Saturday, April 30, 2005

Hitchhiker's Guide to the Galaxy

I slipped out early to catch the matinee of Douglas Adams' The Hitchhiker's Guide to the Galaxy. As the lights fell I wondered, as I do with every movie based on a book, which will be better: book or movie? Sometimes both can differ in many ways, but still be good. For example, The Hunt For Red October or Jurassic Park.

It had been many years since I read The Hitchhiker's Guide and its two sequels (later two more sequels were published). Douglas Adams himself wrote most of the screenplay before his death, so any purists upset about changes can't complain too much. Only a few things were added to the movie, according to Wired magazine: John Malkovich's character Humma Kavula, and the Point-of-View Gun, which causes the target to see things from the shooter's perspective.

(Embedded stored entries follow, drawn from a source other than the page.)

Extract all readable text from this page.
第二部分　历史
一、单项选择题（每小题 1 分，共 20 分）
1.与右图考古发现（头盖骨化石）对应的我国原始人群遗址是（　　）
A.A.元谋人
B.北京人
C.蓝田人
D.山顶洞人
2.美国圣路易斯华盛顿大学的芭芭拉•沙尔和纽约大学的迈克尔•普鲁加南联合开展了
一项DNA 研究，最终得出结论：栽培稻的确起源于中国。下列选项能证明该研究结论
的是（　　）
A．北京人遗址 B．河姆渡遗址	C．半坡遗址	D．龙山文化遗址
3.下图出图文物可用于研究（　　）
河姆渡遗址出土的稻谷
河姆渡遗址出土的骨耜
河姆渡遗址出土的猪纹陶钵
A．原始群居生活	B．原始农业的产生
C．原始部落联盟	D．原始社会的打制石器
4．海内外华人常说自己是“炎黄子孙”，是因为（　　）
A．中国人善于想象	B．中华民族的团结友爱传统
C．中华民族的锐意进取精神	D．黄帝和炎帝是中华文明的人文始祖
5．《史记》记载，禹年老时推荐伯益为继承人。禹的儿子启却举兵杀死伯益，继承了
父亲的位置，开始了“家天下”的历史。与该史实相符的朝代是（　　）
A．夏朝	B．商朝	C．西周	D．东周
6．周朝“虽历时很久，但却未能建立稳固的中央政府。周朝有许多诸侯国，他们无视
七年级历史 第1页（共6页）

The story follows Arthur Dent, rescued from earth just before it is destroyed, and his further travels in space. Along the way there are some hilarious plot twists and several asides (the answer to the ultimate question: the meaning of life, the universe, and everything; mice as higher-dimensional superbeings; earth as a large computer simulation designed to figure out the ultimate question; and so forth). In the movie were a few scenes that drew laughs, and while the books are very funny with a dry British humor, I think it is difficult to translate that. Do you think Monty Python movies are funny? A Fish Called Wanda? If so, you will do well with this one.

Overall I did like the movie, but think the books are much better. I'm not sure this movie will do very well, outside of the core fans who are familiar with the books. But hey, it is opening against XXX: State of the Union.

I didn't realize that Hitchhiker's Guide was originally a BBC radio show, which was then turned into a novel. I should cast aside my earlier search for audio books and try to get my hands on the radio show instead!